While you were at Party City this year searching for the best Halloween costume you could find, did you ever stop to think where Halloween originated and why you’re shelling out $50 for a Borat mankini?
Halloween originated from the ancient Celtic festival known as Samhain. According to the History Channel, the festival of Samhain, a celebration of the end of the harvest season, was used by the ancient pagans to prepare for winter. The pagans believed that on Oct. 31, the boundaries between the living and the dead overlapped and the dead came back to life to cause chaos.
When European immigrants migrated to America, they brought their Halloween customs with them, creating the American version of Halloween. Some of the first celebrations were “play parties,” which were public events celebrating the harvest, where neighbors shared stories of the dead. By the mid-nineteenth century, autumn celebrations were popular, but Halloween wasn’t celebrated everywhere.

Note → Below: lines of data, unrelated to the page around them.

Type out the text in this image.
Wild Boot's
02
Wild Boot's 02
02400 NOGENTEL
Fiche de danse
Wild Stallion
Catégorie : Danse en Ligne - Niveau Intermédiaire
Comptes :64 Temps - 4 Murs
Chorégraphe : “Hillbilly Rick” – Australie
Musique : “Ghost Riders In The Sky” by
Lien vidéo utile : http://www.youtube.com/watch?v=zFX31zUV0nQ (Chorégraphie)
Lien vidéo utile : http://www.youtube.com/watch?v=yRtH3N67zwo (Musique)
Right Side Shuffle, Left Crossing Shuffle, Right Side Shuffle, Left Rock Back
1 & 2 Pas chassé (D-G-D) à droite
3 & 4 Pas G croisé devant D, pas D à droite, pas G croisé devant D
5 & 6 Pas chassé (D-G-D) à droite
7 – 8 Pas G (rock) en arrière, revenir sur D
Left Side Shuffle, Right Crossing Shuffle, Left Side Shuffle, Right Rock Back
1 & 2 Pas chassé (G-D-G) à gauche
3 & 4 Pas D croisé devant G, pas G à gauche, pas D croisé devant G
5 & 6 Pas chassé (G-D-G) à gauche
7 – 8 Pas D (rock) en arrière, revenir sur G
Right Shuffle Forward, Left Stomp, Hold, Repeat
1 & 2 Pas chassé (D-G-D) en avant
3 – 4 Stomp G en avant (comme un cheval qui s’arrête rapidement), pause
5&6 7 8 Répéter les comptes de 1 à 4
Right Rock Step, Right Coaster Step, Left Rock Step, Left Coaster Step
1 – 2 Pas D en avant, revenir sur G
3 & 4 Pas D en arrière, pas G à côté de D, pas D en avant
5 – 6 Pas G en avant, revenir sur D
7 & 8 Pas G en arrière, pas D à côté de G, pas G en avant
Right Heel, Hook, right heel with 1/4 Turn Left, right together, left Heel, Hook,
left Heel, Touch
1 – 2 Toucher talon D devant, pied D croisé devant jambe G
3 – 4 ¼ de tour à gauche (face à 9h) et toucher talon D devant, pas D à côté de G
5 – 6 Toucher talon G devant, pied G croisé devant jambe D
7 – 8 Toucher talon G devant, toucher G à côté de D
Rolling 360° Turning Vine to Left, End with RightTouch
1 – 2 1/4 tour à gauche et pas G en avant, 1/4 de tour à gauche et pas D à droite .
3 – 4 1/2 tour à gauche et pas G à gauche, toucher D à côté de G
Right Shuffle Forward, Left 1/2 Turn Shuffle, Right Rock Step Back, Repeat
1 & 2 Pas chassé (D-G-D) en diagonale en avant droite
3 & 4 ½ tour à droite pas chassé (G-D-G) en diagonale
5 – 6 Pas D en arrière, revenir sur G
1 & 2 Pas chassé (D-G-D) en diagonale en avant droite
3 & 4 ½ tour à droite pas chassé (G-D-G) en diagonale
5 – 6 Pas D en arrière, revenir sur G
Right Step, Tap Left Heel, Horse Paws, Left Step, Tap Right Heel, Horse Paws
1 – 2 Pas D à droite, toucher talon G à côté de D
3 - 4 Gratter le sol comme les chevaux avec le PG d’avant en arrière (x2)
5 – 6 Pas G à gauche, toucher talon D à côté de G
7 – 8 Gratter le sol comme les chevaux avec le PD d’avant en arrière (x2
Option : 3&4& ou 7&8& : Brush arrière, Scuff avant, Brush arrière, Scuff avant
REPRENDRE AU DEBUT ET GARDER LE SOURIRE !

During the second half of the nineteenth century, millions of Irish immigrants came to America, helping spread the celebration of Halloween. Americans began to dress up in costumes and go from house to house asking for food or money, which is known today as “trick-or-treating.” Halloween became a holiday with an emphasis on community rather than on ghosts, pranks, and witchcraft.
Halloween parties with games, food, and costumes were the most common way to celebrate. Newspapers and community leaders encouraged people to eliminate frightening elements from their Halloween celebrations and because of that, Halloween became less superstitious by the start of the twentieth century.
Throughout the 1920s and 1930s, parades and parties were the main features of Halloween entertainment. Between 1920 and 1950, the practice of trick-or-treating became popular again since it was an inexpensive way for a community to come together and celebrate Halloween.
Each year, Americans spend about $6.9 billion on Halloween, making it the second largest commercial holiday in the country. Since its arrival in America, Halloween has become a new American tradition and it continues to grow.